If you give in, OP, just remember that the “joy” of your magical Christmases past is entirely conditional on your paying shocking amounts for it. If you didn’t have as much money as you have, if you weren’t so generous; your Christmases wouldn’t be joyful. They would continue to be miserable - not because there wouldn’t be enough money to pretend-play at Home Alone style holidays. But because it’s about money and things to your family. Your Christmases have a price tag.

We are comfortably off. I would be appalled and horrified if my DC or nieces or nephews - let alone their parents - ever so much as hinted that they might want AirPods or a £400 Lego set (£400!! For a single gift for a child!!) or Coldplay tickets. Affording it isn’t the issue. It’s extremely distasteful in and of itself, and the fact they don’t buy your child ANYTHING for Christmas or their birthday, but take credit for what you’ve bought, is jaw dropping. Can you see how bad this is?

I’m sorry for you. Your family is horrible.

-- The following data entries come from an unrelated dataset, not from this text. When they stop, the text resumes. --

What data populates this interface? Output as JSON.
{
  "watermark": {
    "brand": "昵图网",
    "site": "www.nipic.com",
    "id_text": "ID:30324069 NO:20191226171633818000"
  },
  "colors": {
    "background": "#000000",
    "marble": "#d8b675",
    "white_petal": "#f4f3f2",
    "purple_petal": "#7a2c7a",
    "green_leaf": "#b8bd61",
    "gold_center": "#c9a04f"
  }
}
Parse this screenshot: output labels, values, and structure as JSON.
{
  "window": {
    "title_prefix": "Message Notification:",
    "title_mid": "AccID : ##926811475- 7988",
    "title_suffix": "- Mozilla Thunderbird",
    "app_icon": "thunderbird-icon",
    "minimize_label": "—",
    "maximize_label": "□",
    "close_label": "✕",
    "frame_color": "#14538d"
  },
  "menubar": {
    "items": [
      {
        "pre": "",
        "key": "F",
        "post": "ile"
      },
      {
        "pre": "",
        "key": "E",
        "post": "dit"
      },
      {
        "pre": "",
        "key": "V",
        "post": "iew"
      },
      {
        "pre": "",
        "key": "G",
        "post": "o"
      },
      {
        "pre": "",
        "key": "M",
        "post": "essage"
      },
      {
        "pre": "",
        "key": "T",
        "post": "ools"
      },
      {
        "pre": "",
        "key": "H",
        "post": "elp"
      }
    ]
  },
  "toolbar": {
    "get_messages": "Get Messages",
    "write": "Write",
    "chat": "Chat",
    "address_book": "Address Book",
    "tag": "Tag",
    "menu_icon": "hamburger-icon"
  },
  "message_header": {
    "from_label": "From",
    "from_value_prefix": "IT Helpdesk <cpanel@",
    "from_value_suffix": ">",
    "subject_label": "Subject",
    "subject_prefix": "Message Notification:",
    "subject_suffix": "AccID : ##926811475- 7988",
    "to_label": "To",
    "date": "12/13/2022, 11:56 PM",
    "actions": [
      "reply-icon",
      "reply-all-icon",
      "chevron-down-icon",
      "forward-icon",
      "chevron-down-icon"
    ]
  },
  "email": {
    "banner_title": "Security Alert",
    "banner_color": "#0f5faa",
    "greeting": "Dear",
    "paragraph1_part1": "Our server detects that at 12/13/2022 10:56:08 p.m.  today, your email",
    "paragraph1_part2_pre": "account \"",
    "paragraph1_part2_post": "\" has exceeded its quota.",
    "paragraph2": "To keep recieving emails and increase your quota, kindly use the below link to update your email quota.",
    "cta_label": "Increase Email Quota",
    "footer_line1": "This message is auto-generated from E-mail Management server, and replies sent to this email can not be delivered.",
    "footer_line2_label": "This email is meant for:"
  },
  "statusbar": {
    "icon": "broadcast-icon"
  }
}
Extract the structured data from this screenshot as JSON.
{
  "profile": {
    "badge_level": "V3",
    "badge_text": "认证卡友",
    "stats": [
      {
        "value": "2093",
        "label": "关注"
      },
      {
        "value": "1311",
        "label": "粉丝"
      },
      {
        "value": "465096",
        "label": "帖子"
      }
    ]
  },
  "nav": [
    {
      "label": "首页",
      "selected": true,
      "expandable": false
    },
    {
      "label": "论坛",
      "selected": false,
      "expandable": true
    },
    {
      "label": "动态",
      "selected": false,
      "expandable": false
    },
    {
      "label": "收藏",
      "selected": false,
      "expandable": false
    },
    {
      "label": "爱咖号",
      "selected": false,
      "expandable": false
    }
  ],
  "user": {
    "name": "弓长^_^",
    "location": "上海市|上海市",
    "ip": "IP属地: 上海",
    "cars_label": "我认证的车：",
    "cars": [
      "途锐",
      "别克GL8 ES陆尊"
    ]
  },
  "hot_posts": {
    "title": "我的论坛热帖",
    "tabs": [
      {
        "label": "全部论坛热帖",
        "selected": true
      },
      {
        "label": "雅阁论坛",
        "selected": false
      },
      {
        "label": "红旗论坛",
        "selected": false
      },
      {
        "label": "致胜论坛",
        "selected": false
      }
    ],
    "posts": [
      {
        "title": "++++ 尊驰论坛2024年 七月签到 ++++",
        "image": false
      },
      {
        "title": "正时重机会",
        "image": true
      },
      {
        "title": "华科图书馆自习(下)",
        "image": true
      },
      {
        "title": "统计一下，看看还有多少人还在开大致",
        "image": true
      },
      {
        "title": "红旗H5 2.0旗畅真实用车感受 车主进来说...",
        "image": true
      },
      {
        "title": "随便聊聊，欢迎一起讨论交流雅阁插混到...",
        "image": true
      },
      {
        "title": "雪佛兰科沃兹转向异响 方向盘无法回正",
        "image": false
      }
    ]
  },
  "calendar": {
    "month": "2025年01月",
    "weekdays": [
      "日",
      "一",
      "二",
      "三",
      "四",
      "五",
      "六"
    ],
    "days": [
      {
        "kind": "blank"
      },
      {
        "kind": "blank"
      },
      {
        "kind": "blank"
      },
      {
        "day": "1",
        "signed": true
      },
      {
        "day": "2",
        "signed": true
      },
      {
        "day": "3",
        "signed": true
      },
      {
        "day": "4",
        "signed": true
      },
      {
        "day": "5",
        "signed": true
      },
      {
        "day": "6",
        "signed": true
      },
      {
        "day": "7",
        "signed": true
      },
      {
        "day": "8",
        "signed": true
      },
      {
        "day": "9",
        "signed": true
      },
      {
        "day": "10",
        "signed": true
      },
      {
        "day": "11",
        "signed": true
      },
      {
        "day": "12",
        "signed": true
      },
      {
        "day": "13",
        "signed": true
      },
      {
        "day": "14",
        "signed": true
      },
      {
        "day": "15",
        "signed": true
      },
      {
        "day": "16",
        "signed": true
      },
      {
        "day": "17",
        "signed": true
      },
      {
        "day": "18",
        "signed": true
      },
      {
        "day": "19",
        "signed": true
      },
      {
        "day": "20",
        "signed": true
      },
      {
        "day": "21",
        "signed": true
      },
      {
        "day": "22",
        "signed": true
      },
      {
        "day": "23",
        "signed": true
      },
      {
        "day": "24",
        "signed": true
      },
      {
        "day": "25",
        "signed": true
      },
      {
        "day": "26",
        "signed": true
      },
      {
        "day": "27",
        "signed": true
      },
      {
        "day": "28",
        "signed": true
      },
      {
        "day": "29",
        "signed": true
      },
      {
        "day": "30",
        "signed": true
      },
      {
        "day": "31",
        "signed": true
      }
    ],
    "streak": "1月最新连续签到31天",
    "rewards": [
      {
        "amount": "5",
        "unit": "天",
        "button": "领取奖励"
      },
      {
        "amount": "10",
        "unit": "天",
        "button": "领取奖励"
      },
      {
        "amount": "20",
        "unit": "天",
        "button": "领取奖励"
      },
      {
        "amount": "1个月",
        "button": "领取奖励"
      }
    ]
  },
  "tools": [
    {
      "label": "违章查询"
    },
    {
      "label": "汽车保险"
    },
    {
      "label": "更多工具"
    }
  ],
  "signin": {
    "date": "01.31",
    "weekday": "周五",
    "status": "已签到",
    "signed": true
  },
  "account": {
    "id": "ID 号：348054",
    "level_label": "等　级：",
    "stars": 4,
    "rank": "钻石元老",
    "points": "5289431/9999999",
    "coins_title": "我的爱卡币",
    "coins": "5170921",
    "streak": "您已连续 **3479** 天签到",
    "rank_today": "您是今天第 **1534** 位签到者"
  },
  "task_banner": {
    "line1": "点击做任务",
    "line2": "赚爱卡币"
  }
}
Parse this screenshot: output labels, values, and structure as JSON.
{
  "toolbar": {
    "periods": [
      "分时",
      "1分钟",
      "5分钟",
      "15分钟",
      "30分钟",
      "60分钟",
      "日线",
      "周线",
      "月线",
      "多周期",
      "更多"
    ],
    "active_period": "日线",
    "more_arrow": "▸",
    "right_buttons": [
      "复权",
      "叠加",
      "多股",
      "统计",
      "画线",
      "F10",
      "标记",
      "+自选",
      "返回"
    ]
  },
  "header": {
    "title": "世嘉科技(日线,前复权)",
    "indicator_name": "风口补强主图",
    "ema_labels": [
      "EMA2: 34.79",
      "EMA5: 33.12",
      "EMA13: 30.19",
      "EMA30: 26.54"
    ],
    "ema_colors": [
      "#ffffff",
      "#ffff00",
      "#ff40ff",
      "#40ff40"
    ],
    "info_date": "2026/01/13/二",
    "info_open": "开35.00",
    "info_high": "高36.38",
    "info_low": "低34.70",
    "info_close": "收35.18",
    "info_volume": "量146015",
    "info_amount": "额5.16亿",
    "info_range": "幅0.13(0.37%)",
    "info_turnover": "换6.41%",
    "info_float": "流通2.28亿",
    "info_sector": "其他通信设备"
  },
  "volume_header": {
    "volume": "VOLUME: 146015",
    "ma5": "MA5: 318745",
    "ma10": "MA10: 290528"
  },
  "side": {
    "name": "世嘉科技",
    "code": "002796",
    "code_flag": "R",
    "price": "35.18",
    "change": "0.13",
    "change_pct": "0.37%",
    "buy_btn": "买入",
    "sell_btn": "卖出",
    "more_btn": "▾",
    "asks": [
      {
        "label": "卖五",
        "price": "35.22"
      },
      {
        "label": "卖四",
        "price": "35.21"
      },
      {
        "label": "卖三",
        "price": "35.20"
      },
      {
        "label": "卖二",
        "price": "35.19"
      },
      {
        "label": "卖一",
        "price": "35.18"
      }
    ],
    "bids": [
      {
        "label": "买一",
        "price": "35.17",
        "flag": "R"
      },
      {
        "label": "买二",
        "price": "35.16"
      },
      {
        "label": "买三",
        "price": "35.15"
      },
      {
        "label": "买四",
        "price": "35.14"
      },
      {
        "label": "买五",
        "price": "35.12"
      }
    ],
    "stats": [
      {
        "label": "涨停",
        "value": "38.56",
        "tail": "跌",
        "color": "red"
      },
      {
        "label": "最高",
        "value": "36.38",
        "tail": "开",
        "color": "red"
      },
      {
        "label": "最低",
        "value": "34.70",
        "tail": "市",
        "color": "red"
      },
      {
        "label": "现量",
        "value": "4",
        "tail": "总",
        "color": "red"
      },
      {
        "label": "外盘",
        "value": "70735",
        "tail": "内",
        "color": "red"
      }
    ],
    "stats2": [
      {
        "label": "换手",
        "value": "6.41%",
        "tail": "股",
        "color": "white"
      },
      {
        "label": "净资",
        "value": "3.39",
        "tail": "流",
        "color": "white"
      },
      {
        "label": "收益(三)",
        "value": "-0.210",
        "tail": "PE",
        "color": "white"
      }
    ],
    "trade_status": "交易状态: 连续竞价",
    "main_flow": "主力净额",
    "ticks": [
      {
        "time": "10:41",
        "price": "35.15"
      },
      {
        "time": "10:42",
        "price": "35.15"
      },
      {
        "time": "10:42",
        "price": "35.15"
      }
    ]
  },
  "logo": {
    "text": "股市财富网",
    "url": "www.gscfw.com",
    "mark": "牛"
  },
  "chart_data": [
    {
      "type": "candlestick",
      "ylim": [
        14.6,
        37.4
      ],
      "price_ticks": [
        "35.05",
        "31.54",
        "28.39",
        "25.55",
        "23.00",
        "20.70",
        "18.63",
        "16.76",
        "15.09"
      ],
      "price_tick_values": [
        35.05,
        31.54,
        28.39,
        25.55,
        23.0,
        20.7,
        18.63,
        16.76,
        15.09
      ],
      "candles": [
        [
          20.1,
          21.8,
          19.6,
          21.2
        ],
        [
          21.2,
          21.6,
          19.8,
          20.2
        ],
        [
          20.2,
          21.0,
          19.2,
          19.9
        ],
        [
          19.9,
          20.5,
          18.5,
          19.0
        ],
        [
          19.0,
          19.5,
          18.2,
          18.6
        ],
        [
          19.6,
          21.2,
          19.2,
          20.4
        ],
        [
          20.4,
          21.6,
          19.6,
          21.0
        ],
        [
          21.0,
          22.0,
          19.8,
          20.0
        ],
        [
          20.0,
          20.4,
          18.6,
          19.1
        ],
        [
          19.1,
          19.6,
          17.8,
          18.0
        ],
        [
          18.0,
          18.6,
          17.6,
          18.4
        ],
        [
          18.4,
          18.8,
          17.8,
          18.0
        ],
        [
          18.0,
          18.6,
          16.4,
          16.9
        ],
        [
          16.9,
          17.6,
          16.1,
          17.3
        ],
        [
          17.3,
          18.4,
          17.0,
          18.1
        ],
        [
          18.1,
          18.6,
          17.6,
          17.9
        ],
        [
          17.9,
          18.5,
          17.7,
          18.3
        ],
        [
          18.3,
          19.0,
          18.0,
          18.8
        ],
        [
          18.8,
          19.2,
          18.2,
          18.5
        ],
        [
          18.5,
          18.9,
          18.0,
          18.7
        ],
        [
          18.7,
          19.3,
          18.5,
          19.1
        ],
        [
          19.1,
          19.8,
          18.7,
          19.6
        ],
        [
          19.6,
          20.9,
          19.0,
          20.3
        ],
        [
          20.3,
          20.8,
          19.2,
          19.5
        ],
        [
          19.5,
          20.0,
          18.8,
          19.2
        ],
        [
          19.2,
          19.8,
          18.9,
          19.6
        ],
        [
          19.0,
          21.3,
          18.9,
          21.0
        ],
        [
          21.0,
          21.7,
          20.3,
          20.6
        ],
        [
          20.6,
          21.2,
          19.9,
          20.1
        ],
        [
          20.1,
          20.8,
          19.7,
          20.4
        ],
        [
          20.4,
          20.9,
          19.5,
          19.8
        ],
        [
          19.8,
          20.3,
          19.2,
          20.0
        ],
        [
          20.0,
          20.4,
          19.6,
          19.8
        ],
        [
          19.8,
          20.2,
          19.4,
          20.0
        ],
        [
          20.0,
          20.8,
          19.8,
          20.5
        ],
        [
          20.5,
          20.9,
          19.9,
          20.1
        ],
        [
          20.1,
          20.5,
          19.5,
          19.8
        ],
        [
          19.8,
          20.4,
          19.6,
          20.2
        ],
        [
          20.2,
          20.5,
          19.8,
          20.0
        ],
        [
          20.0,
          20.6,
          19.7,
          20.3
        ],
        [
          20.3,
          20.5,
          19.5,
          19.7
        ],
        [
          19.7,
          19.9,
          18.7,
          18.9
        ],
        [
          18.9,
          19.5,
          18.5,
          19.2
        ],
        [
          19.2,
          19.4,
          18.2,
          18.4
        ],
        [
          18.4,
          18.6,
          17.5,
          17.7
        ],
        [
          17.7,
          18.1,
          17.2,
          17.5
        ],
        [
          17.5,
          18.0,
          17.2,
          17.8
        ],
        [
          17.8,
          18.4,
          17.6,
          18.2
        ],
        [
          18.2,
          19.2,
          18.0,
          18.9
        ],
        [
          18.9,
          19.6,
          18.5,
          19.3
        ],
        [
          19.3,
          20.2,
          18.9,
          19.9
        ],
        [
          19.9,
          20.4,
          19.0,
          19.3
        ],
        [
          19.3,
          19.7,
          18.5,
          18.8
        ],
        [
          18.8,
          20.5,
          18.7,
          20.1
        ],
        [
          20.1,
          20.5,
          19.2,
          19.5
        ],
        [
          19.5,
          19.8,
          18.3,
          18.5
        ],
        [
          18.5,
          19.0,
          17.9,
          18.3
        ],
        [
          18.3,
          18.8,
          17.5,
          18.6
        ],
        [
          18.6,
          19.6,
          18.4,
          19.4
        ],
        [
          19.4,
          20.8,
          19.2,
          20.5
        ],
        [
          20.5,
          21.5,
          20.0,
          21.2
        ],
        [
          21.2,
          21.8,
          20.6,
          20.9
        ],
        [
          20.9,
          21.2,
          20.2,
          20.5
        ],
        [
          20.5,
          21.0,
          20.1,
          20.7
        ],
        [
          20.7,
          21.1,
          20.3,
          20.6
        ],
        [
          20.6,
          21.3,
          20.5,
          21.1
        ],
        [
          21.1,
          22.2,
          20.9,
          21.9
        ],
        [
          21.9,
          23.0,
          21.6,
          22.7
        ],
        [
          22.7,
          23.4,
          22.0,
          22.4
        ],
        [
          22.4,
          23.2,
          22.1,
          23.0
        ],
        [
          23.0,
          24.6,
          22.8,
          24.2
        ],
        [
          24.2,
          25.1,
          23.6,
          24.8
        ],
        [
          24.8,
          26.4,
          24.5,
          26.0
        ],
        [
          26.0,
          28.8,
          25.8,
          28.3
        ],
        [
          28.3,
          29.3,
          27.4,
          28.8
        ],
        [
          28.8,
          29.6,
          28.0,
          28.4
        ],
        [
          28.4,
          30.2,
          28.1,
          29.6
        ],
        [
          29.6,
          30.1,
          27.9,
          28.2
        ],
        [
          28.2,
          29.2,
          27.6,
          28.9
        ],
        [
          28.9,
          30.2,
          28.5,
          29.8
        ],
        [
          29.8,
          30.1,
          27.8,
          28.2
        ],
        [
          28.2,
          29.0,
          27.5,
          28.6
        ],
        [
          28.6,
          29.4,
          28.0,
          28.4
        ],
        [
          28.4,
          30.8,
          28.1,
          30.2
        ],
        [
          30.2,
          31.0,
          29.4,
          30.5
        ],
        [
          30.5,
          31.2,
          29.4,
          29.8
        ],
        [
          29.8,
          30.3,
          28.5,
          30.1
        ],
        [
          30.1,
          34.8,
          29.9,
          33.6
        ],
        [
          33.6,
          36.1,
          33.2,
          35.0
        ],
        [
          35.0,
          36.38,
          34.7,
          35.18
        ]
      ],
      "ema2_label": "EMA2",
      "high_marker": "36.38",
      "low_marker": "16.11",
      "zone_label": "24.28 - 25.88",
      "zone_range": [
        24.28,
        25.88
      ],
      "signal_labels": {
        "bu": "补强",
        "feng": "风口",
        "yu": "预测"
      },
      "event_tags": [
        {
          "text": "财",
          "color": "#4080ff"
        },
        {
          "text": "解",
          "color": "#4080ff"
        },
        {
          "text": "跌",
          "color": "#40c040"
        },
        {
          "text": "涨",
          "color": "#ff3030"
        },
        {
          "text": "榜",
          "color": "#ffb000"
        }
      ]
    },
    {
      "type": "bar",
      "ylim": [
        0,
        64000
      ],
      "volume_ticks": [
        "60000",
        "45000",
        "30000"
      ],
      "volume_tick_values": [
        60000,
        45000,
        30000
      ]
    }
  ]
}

blankittyblank · 09/12/2024 19:22

3luckystars · 09/12/2024 17:03

If it’s secret Santa then YOU WILL get a gift. I think the Secret Santa is a great idea and the answer to your problem. Your family are trying to tell you to stop and that everything is unbalanced.

You are going way over the top and are the only one doing so, why? You can’t make everyone happy. There is a book called ‘women who love too much’ I have recommended it a lot lately, you are overdoing it to try to please everyone.

Now is your chance to get things equal. Stop with the gifts. If you want to spend money, then get tickets for you all to go to the cinema together and not just on stuff trying to please everyone. It’s too unbalanced.

I know there is an avalanche of ‘bring back the gifts, keep the money’ but you really should think about that. Spend it on some therapy for yourself, I’m not saying that to be smart, I really think you have been badly hurt and are continuing to be used because of your position in the family.

Use that text an opportunity to rebalance things. Happy Christmas.

She already got her secret santa present in the post - a bottle of whisky from an uncle she's never met, and she doesn't drink!

Mrsredlipstick · 09/12/2024 19:22

I have read all the thread and feel your pain. I was the sibling with the big job and paid for everything. I rarely got a gift from anyone. Funny how I never see them now I'm not working and disabled.
So I have an idea for you. Have you seen the film 27 dresses? The lead has been a bridesmaid many times all over the world.
I think you could plan 27 Christmases with your daughter. A new country each year. (when she gets older it might not be for her, but hey what a fab opportunity to see how others celebrate).
You can get matching Christmas kit and pack your bags. Send your real friends postcards. Take a bear. My daughter would have loved that. Call it the ho ho trip. You can afford it. Id send everything back I could and give some money to crisis and centrepoint.

nevertrustanyoneagain · 09/12/2024 19:22

Glad you did that. Is there a reason they all don't work?